The big challenge comes from making sure-real sure-your remote PACS vendor is a viable company that will be around for a long, long time, warns Leopold of Wichita Clinic.
'In today's volatile world, who's to say that the vendor will be in business in five years?' he asks. 'And what happens to your images? Where are your images and how do you get them back?'
Remotely hosted PACS, however, are a good idea for small hospitals and physician practices to consider, says Sean Moynihan of the University of Virginia Health System. It is getting more difficult to find I.T. talent as the nation graduates fewer engineers, he notes.
But PACS delivered through the application service provider computing model won't suit facilities of any size using advanced CT scanners, Moynihan believes. 'As doctors in small hospitals want 32-bit or 64-bit scanners, the challenge for ASPs is how to send 7,000 images through a T-1 line without flooding that line for hours. There's no immediate answers except to buy more T-1 lines, and that's why ASP hasn't worked. We just don't have the bandwidth in rural areas.'
The End of Tape?
Another technological advance on the horizon may be the upgrading of how diagnostic imaging data is housed off-site for long-term storage and disaster recovery purposes.

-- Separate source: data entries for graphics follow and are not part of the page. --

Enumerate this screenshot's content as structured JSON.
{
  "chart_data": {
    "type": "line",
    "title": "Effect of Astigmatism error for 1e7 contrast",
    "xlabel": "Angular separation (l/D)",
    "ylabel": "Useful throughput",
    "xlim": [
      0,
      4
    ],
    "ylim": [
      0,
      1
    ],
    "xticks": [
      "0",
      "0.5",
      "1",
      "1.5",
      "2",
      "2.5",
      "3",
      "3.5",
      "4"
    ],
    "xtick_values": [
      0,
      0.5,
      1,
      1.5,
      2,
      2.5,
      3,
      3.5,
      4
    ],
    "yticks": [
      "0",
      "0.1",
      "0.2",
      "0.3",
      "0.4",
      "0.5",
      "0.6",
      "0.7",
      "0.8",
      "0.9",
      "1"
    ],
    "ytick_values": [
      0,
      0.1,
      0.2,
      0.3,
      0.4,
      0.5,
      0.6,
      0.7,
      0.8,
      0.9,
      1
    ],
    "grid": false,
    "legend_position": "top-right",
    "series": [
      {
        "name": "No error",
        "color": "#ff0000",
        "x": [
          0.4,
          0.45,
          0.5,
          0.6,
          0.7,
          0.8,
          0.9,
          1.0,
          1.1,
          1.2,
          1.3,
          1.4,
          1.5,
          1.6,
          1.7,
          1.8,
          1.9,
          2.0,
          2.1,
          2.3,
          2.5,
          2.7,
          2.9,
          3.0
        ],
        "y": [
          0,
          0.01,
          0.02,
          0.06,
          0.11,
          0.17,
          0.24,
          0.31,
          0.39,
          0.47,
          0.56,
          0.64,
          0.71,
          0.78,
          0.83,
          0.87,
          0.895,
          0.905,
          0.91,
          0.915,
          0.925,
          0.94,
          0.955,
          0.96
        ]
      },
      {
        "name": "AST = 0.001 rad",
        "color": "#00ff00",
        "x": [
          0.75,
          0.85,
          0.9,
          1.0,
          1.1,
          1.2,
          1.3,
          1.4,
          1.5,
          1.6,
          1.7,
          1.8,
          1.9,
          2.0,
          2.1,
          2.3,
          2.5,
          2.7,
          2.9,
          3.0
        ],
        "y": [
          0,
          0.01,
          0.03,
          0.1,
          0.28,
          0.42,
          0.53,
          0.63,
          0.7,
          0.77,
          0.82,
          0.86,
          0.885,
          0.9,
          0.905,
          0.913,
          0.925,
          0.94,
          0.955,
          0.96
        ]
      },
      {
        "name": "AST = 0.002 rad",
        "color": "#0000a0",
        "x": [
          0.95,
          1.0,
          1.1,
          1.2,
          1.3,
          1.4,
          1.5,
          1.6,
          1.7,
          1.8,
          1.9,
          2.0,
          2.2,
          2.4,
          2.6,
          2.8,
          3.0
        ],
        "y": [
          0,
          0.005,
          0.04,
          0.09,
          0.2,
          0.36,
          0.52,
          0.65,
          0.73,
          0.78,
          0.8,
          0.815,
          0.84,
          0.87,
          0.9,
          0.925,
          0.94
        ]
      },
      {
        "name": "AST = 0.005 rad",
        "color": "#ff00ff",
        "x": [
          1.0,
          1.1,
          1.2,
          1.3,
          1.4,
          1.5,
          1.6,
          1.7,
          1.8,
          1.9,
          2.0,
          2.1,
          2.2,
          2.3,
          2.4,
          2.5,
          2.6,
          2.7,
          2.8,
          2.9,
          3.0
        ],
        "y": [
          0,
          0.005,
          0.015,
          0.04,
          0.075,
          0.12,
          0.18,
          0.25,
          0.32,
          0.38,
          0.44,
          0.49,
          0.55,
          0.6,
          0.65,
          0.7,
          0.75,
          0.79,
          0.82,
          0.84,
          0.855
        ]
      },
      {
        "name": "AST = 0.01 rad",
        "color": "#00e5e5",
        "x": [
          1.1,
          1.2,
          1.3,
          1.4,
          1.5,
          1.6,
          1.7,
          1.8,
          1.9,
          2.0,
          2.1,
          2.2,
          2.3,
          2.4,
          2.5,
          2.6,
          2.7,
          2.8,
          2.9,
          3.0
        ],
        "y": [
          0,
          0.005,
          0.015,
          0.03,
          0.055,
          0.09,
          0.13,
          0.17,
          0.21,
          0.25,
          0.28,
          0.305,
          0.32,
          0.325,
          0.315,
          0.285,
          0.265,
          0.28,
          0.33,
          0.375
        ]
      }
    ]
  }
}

Magnetic tape remains the mainstay for this storage, but some organizations are looking to move past tape, including the University of Virginia.
The delivery system uses Centera long-term storage systems from EMC Corp. in-house. But since 2005, any data retrieved from tape is copied, or 'back populated' to Centera. As data from a tape comes online, it is flagged to not go offline before being backed up to the Centera system.
Spinning disk storage systems like Centera use a redundant array of inexpensive disks, commonly called RAID technology. When a disk goes bad, it can be replaced and automatically repopulated. 'Disks are self-healing,' Moynihan says. 'When a disk goes bad, I get a message. But there's no way to tell if a tape is good over time.'
Now, Moynihan is planning for additional Centera systems for long-term storage 20 miles away to eventually replace more than 400 tapes. The project is at least two years away and he's planning how to budget for it.